Hairdressers – or mainstream hairdressers, as I have now been taught to call them – are not trained in cutting and styling curly hair. This won’t be news to any of my curly sisters reading this. We’re exhausted of stylists blow drying our hair straight, only to use curling irons to add curls back to our naturally curly hair. We’re tired of the endless “Wow, your hair is really thick” or “There’s a lot of it, isn’t there?”, as though we’d never stopped to notice our own tresses. Which is how I came to spend three hours sitting in a chair while a trainee curly hair specialist did her very first haircut.
A few weeks later, having let the cut settle, and washed and styled it myself a fair few times, I can say without doubt that I won’t be getting another curly cut.
I had a niggling doubt as I scrolled through the salon’s Instagram shots. Every person had different curly styles in their ‘before’ photos, and each had the exact same cut – without exception – in their ‘after’ photos.
Don’t get me wrong, this cut looks great on some women. Let’s put it plainly; it looks great on Black women, with beautiful Afro texture. It reminds me of the times, as a child, when I begged my Caribbean childminder to give me tight plaits like her own kids, which were a total failure.

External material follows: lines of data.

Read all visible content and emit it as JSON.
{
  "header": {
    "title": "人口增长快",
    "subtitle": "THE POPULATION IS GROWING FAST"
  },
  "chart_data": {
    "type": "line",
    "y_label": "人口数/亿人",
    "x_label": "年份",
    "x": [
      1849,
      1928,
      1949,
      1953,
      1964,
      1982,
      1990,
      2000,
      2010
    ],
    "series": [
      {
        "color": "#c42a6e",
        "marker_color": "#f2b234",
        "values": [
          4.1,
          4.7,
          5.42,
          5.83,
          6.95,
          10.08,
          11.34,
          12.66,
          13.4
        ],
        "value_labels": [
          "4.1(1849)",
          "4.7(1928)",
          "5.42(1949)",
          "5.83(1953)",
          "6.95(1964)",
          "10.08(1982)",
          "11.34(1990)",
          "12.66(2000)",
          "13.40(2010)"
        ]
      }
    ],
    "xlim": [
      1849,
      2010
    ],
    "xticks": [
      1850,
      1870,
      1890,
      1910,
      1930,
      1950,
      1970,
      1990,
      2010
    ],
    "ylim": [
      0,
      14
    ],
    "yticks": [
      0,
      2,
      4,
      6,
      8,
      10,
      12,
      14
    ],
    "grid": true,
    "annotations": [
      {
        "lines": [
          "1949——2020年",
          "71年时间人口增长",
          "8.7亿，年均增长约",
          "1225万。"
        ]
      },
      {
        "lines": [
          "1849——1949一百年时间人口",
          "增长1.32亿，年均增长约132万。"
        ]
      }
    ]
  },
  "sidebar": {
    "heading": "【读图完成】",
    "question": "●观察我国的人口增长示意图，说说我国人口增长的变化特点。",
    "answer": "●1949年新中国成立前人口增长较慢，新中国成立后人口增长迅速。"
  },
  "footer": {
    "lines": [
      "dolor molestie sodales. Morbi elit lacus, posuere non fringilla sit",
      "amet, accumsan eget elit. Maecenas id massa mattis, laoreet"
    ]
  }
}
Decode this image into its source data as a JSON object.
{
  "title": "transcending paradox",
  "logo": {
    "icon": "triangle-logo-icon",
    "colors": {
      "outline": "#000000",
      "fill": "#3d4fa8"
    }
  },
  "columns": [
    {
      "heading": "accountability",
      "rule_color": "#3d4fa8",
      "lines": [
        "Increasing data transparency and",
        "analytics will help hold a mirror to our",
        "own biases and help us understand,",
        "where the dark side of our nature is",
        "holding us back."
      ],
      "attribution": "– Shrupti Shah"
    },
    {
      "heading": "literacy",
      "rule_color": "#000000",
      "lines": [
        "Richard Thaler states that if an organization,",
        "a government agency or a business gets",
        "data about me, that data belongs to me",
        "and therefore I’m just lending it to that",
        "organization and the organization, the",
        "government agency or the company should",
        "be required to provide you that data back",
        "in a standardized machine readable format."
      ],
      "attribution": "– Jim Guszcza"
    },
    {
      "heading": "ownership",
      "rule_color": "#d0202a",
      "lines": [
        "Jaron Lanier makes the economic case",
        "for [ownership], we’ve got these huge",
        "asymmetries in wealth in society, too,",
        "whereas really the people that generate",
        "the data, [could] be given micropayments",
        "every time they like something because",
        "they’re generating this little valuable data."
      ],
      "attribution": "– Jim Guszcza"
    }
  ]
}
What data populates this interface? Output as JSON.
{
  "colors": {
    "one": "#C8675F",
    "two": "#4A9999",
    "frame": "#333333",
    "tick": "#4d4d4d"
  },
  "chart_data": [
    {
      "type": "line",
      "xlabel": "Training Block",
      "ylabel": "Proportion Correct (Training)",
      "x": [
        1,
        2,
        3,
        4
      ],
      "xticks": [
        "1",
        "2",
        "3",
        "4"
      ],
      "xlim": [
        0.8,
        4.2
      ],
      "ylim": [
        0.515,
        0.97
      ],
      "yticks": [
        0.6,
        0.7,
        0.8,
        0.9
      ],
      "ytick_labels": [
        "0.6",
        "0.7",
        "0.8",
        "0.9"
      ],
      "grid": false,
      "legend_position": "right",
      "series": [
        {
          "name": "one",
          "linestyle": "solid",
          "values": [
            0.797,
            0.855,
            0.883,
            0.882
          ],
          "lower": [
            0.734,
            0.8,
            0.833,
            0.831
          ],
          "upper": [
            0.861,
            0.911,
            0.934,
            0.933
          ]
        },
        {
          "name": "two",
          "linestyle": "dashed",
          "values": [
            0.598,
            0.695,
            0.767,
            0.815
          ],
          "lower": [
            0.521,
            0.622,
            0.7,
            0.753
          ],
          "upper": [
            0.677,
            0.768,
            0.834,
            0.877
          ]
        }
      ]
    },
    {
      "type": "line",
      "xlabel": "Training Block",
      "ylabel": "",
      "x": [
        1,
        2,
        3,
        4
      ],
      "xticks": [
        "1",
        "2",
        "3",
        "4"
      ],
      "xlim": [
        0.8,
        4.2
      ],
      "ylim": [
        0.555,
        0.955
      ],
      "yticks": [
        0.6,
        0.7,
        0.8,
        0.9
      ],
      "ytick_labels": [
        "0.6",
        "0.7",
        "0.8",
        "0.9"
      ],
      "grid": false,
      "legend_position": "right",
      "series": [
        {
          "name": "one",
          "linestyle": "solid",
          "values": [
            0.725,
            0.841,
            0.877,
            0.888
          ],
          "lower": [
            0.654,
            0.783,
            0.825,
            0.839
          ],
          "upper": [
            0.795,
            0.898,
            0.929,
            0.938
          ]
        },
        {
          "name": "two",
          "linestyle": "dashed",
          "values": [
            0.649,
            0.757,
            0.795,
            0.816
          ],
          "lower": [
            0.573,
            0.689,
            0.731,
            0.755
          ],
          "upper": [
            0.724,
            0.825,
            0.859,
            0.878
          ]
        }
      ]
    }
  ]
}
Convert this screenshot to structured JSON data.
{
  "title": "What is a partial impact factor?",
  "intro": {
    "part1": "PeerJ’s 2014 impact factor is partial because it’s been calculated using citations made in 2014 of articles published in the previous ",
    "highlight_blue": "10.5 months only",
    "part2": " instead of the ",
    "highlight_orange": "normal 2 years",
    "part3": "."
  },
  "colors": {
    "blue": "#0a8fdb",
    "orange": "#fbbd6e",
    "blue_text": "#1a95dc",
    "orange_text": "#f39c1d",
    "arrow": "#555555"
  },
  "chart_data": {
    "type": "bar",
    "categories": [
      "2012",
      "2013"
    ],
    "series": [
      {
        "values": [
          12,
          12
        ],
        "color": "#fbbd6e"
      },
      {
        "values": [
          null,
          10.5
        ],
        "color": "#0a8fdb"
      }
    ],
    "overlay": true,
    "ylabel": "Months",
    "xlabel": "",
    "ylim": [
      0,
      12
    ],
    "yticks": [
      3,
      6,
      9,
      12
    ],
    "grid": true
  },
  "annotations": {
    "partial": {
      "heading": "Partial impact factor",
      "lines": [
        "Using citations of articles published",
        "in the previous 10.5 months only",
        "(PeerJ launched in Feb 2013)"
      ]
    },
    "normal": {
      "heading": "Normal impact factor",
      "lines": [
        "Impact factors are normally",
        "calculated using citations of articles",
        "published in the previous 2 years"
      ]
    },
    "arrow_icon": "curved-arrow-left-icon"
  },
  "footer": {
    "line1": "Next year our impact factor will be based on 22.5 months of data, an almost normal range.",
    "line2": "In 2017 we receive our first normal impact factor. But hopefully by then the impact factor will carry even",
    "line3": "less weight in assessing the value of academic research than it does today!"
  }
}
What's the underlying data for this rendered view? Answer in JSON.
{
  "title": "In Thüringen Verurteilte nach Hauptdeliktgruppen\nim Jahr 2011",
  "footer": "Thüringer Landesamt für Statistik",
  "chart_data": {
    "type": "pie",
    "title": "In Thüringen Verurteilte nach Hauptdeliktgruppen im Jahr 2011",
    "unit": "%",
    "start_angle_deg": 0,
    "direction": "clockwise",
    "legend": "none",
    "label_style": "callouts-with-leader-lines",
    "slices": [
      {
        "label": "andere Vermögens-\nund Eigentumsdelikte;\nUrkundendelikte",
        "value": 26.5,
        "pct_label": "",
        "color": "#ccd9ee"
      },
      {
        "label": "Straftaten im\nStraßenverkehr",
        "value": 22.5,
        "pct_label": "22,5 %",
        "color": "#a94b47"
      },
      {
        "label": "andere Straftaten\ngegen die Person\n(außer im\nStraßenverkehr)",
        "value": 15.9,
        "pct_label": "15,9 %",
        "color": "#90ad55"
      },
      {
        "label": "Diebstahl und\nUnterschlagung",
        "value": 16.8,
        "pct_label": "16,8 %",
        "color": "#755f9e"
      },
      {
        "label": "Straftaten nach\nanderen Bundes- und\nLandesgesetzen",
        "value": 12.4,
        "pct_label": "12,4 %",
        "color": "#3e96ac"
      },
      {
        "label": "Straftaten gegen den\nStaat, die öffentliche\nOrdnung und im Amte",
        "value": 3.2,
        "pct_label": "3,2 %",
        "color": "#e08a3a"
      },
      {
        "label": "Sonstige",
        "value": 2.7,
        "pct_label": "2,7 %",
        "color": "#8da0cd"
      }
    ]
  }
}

My hair texture was not, and is not, the same as Black women’s.
Having hair up around my head is also just not the look I’m after for myself. I want a wavy, relaxed shape, with beachy vibes. (Jane the Virgin is my hair goal.)
On white women, this style reminds me of faded posters on the walls of nineties’ hairdressers – the ones you found in the old department stores like Debenhams and Allders. The curls are tightly coiled, 70’s perm-like.
But, I reasoned, I would explain that I didn’t want that look. I would explain that I need my hair long at the front, so I can tie it back. I would explain that I want it long, and relatively ‘natural’ looking – or at least faux-natural, equivalent to the ‘no make-up make-up’ look.
The start of my haircut featured a lesson on the Curly Girl Method I have been playing with for the last couple of years. It was appropriated from Black women, I was told, and was therefore inappropriate – and potentially unhealthy – for a white woman like me. Never mind that the ‘rezo’ cut that this salon offers, I’ve since learned, is “influenced by African culture” and works best for Afro-style hair. Just take a look at the first page of Google Image results.
As we discussed my hair goals, I emphasised wanting to keep the length, especially at the front. That would create a triangle look, I was told in no uncertain terms. Which does not work for 99% of women. It was highly unlikely that I would be in the 1%, the salon owner told me witheringly. No, the rezo cut provides volume and balance with a face-framing shape. Whether or not I wanted my face framed.
To style and dry my hair, the hairdresser got me to flip my head forward, so I was leaning onto my knees with my head upside down. This was really uncomfortable to hold for the length of time needed. (If this is the way they style curly hair at this salon, how about getting furniture specifically for this method? I can’t be the only person to find this process hard – older, less flexible, overweight or disabled women must find it nigh-on impossible.)
Leaving the salon, my hair looked more like a triangle than ever before. With so much cut off at the front, the curls lost the weight that was creating the long, wavy look I was going for. They now shot up and out at the bottom, creating the exact shape I was told would not suit me. Despite salon products and diligent drying, it felt fluffy and lacking definition.
Usually I try to avoid washing my hair as long as possible after a cut, to keep that salon-fresh feeling. But this time I was desperate to do my at-home wash routine, and see what I could salvage.
The tendrils at the front, which always fell in even ringlets have now all but lost their curl. These front pieces fall straight down, with an annoying outward flick at the bottom. How can a haircut have changed the curl pattern of these pieces?
The two sides are uneven, which in fairness may just be due to my stylist’s inexperience rather than the cutting method. When you pull the hair straight there is about an inch difference on each side (not that this matters, as it’s not straight, my husband pointed out).
The bottom of the hair now feels permanently thick and fluffy – I just can’t get rid of that triangle shape, which, ironically, I didn’t have before.
I’m back to feeling as frustrated with my hair as I was before getting it permanently straightened a few years back. I won’t do that, but I am desperate for it to get a lot longer over (southern hemisphere) summer, so I can grow out this one and get a ‘mainstream’ haircut. One thing’s for sure – I won’t be stepping foot back in that curly salon again.